Saturday, 21 June 2014

Mooka and Auraknot - nothing zen about them!

This week the Diva challenge (button right) was anything but zen for me. The challenge was to use only Mooka and Auraknot. Now I love both these tangles, but they bring out my unzen side. To start with, I can't cope with Mooka being open ended at the bottom - I don't know why but I need the 'stems' to meet so that they look properly finished. I decided to give myself a break and allow them to join at the bottom, figuring that Maria and Rick wouldn't want me to stress out over it.

Then I discovered that, for me, Auraknot is a geometric design and I wanted it to be all even and everything. The whole 'there are no mistakes in zentangle' just didn't happen. I wanted it perfect!! I did Auraknot over and over again and it was NEVER PERFECT ENOUGH!!

By now, I knew I'd lost the plot, so I sat down and produced the piece below, vowing that it would be good enough. I am quite pleased with it but if you look closely you can see lots of dots and marks I used to try to get the proportions right which I tried to disguise with a lot of lines but we all know they're still there. Very un-zentangle.

Seriously hoping next week's challenge won't trigger the geometric fiend in me.



After that I decided to satisfy the geometric fiend, and I used paint.net to produce a mandala loosely based on Auraknot. This made me feel much better.


Finally, I didn't have time for last week's challenge - beads of courage - but I did it this week so here it is.

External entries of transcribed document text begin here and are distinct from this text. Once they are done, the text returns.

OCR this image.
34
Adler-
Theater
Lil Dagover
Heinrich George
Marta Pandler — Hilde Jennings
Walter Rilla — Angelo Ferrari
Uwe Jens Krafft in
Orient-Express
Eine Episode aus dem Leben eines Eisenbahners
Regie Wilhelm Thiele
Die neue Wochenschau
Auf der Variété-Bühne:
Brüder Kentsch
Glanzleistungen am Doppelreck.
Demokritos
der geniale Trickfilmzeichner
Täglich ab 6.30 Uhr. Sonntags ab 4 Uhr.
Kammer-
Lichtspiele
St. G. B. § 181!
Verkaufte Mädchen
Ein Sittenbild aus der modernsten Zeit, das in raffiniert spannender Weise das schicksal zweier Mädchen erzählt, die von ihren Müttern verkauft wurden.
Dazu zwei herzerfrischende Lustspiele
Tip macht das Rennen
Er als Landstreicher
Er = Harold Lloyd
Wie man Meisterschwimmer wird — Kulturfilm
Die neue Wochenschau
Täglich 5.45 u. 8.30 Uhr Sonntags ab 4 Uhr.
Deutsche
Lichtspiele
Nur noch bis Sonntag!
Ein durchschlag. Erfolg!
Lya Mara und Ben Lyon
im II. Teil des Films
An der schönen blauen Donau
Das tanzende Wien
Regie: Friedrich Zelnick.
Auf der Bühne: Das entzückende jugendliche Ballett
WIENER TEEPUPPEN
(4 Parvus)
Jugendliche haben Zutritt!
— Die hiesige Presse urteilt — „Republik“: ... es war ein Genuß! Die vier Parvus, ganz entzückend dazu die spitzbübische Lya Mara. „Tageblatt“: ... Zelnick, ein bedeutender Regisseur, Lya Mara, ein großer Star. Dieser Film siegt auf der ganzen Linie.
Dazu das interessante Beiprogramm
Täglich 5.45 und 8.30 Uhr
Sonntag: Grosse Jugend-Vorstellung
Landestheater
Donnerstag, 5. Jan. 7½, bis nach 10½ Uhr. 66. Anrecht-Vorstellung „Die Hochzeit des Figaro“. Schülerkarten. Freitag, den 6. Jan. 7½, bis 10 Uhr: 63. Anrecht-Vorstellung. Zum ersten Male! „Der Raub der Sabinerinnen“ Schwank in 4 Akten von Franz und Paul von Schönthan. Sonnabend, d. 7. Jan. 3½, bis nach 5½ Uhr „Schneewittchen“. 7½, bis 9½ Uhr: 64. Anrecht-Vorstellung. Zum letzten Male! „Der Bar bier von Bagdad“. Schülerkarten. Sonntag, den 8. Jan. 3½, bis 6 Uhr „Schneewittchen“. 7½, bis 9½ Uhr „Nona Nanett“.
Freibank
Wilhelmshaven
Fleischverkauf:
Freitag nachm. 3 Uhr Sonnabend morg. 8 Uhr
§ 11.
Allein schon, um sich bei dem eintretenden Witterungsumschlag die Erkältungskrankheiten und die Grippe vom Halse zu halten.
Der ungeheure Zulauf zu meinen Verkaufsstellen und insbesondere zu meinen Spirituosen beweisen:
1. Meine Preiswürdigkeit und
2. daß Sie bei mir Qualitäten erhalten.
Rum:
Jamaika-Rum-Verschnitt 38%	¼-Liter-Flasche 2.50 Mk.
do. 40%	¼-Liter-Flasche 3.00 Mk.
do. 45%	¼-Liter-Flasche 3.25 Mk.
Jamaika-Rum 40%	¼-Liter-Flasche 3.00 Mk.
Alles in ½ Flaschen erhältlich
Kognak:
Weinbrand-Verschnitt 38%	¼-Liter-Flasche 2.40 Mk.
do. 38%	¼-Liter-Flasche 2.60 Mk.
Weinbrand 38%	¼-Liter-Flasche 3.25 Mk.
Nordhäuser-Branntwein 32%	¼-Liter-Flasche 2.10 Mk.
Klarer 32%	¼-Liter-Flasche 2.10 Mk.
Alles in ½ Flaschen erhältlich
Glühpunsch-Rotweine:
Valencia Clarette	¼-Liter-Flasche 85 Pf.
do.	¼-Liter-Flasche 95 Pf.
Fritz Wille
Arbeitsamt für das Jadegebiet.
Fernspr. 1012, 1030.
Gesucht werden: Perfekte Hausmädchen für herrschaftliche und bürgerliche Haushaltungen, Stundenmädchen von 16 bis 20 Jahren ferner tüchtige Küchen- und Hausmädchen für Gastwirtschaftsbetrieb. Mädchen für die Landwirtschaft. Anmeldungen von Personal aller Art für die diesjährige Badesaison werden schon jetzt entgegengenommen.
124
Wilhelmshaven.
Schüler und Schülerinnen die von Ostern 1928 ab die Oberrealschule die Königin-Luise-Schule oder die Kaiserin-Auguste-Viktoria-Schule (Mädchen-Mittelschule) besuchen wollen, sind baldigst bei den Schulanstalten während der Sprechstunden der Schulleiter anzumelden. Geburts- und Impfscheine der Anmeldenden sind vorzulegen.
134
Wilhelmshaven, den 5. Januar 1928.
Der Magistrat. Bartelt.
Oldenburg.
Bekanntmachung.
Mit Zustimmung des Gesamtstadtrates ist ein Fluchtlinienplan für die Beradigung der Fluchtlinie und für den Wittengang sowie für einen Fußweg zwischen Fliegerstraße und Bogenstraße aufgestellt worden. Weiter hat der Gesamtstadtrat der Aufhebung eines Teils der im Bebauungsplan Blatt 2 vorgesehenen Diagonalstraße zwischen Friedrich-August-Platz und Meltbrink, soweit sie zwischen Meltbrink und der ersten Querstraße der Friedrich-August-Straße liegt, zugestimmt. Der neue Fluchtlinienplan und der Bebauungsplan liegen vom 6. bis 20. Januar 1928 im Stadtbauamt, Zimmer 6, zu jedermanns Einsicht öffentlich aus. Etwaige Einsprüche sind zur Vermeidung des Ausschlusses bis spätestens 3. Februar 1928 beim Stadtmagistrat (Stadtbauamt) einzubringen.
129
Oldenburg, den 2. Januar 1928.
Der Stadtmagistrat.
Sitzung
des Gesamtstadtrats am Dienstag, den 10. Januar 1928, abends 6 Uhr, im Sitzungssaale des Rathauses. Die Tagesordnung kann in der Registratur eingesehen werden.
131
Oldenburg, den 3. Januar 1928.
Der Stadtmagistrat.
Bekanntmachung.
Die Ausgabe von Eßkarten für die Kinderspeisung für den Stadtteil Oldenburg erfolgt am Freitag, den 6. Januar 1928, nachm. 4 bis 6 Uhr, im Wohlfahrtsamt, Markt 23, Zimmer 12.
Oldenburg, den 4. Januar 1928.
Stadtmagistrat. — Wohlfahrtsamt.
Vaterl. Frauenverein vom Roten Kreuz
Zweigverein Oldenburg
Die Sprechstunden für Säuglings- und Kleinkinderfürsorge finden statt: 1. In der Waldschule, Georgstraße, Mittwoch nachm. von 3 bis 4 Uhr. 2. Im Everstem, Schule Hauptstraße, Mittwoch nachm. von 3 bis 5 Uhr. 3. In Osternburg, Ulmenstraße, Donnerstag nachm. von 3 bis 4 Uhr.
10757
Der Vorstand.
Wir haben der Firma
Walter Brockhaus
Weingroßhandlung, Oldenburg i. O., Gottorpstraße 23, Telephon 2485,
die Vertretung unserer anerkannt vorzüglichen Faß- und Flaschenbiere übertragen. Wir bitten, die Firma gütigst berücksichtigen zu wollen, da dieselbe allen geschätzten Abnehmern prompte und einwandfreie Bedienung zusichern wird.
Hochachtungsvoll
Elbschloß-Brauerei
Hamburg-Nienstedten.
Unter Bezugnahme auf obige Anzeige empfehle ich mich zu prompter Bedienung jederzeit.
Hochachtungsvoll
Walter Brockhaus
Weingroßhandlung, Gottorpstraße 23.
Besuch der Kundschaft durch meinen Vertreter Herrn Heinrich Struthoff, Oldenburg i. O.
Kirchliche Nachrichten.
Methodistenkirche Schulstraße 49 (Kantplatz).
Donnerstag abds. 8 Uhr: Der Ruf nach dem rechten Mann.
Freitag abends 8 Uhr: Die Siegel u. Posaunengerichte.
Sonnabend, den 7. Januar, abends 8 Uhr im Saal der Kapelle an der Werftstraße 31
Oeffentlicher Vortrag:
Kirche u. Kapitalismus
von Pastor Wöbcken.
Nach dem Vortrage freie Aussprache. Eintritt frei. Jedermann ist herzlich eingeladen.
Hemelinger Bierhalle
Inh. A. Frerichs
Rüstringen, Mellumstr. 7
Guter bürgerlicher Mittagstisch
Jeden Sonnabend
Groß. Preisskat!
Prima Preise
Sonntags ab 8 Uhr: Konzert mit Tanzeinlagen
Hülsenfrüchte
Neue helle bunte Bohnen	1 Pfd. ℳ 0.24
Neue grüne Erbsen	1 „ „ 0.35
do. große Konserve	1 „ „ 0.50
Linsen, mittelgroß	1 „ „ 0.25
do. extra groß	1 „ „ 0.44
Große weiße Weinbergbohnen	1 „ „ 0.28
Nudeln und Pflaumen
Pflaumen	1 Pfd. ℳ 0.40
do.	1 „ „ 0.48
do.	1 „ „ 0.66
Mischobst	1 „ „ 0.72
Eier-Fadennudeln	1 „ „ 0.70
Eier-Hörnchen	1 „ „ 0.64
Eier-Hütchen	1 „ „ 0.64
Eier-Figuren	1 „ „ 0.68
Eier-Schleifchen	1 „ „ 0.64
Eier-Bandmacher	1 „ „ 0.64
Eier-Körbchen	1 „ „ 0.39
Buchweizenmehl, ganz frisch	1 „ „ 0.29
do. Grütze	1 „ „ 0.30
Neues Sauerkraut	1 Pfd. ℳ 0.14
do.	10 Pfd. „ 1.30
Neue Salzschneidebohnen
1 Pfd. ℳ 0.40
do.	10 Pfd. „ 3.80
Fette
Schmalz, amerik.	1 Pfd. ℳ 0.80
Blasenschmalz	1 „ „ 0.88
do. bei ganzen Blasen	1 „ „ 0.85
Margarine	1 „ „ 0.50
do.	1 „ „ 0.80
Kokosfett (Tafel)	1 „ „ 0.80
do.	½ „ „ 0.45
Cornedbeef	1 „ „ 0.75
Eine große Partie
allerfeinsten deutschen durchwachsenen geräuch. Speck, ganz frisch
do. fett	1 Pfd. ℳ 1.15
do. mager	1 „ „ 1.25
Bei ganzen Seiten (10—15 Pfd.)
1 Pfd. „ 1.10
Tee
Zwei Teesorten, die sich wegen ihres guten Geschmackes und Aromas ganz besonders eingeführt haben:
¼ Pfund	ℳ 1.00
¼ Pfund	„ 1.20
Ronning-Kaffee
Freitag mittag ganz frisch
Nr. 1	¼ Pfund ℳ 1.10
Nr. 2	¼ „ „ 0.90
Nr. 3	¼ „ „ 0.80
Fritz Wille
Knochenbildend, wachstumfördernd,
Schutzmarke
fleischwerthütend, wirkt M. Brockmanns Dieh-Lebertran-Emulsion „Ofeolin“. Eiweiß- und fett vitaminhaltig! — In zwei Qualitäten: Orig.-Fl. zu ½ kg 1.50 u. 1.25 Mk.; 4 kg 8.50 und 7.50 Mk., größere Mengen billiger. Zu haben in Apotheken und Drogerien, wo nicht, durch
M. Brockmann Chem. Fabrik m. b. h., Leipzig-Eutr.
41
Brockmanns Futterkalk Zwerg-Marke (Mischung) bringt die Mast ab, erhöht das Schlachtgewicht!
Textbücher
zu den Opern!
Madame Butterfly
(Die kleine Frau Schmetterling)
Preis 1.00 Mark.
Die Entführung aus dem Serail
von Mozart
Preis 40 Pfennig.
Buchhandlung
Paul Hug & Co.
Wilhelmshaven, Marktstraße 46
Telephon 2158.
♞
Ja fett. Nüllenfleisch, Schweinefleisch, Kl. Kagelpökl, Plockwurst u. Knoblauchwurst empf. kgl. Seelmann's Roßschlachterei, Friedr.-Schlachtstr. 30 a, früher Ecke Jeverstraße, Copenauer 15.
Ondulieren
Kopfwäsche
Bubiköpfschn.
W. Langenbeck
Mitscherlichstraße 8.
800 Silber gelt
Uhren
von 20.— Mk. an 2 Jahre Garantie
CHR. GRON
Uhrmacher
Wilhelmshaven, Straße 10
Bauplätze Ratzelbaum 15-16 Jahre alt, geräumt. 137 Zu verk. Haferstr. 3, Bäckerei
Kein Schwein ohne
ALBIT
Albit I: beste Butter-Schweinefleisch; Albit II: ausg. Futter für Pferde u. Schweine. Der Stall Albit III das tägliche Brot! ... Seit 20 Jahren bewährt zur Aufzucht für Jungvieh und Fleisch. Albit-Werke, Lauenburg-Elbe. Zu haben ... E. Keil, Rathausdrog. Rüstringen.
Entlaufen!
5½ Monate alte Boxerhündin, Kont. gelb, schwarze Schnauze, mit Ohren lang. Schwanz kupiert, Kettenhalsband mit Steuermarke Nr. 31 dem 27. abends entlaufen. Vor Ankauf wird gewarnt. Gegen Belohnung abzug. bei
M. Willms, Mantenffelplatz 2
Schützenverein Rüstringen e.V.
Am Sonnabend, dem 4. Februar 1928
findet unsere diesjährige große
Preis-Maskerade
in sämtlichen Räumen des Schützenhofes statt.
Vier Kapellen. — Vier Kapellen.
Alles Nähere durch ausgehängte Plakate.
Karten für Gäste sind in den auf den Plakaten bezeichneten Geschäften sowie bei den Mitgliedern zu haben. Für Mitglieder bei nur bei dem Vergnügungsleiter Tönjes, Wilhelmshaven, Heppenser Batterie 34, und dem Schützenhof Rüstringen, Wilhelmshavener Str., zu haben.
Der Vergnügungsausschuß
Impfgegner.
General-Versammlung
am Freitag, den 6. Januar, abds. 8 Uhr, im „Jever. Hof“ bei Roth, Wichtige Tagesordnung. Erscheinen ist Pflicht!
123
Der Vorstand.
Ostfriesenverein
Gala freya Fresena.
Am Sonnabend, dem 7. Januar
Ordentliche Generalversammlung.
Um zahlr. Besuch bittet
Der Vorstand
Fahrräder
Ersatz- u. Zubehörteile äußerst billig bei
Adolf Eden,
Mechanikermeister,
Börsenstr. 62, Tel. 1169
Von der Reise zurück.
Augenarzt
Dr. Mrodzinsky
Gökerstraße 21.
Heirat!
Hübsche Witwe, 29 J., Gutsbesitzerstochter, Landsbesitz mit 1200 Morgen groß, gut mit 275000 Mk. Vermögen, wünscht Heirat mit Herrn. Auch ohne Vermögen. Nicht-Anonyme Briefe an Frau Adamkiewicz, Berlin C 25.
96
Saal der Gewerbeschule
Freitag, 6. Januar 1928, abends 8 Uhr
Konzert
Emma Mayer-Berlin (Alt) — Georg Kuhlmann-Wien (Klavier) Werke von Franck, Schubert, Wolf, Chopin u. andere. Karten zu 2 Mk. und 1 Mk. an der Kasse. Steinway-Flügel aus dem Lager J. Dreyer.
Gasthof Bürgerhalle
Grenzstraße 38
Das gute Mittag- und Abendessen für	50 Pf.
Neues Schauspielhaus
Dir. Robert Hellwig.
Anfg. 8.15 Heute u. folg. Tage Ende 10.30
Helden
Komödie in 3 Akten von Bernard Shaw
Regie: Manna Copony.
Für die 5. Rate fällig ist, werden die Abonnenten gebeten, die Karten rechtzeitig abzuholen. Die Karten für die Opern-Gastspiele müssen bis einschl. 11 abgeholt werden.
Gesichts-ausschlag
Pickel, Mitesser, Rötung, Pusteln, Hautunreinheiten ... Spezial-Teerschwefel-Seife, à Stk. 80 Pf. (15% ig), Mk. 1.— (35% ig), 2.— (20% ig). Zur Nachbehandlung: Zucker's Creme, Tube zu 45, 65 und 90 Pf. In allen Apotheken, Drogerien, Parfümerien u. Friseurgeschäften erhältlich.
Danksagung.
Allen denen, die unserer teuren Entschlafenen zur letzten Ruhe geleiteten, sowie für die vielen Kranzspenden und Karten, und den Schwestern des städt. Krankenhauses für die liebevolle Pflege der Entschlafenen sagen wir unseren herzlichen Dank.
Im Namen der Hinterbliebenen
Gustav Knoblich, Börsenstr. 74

Laura Harms (of I am the Diva) supports the Beads of Courage programme in the US, but I've discovered that it also runs in the UK and the link is here. It's for children who are undergoing extended medical treatments. Each time them have to have another procedure (e.g. an injection, operation, etc) they receive a bead. It sounds very simple and you don't realise its impact until you see the great strings of beads some children have accumulated when it really brings home the amount of procedures they have had to endure. It's tangible proof of the courage and patience they have had to show. I think its a brilliant idea and wanted to post a link to it just to raise awareness. 

Tuesday, 3 June 2014

Zentangle Diva challenge #170

This week's challenge from the Diva (button on the right) was to use the tangle Bugle. These challenges are great for getting you to use a tangle you might not choose to use otherwise. I would never have picked this tangle  but I really like it now. I stole the idea of having it flying off from Kia here. That's another reason why these challenges are so good - you get to see (and steal!) other people's ideas. Thanks Kia.

I've also used Clove and CO2, both for the first time.

Zentangle featuring bugle, clove and co2



Sunday, 1 June 2014

Tangling books - experiments in Zentangle

A couple of days ago I bought an old book in a charity shop. The book was published in 1970 and it's called 'The Shell Natural History of Britain' edited by Maurice Burton. (It's not about shells, 'Shell' refers to the oil company who also used to publish travel books and general interest non-fiction.)

The book has lots of beautiful line drawings and some colour plates which I'm not quite so keen on. I bought it so that I could experiment with tangling on the pictures. Once I'd got over the 'naughtiness' of drawing in a book, I had a great time. It feels like a grown up's colouring book to me now.

The results are variable but my favourites so far are below.

First off I went big and tangled a whole page colour spread.

Zentangle drawn over illustration of plants

Then I found a little line drawing of three plants with a gap between the second and third just crying out for a bit of tangle so I snuck in Dooleedo (thank you Linda Farmer)

Zentangle dooledoo drawn over illustration of plants

Next I found two drab little mushrooms that wanted cheering up. I like this one as I managed not to over do it.
Zentangle drawn over illustration of two mushrooms

Then I started on some fairly unappealing worm type things (I'm not really learning much on the natural history front). Here they are on the complete page so you can get an idea of the layout.
Zentangle drawn over illustration of sea plants

There were more worms further in. I'm not particularly keen on this design but I can't help being amused by the way it came about. The original picture was actually the five horizontal 'shelves' which are in fact pictures of worms. It's a diagram showing how worms squidge up and then stretch out to move. I bet the artist never thought it would be used as a basis for a bit of ZIA!

Zentangle drawn over illustration of worms

The next one was a bit of a no-brainer.  These shells were clearly in need of a bit of Sand Swirl.

Zentangle sand swirl drawn over illustration of shells

Which brought me to the page on shells and rocks. I think I over tangled the rocks a bit so to make them stand out I put in a semi transparent background colour using paint.net. 


Zentangle drawn over illustration of shells and lightly coloured

And finally, my favourite. This was a fairly plain water plant until I got hold of it.

Zentangle drawn over illustration of tall spikey plants

It's a big book with 500 pages so they'll be more to come.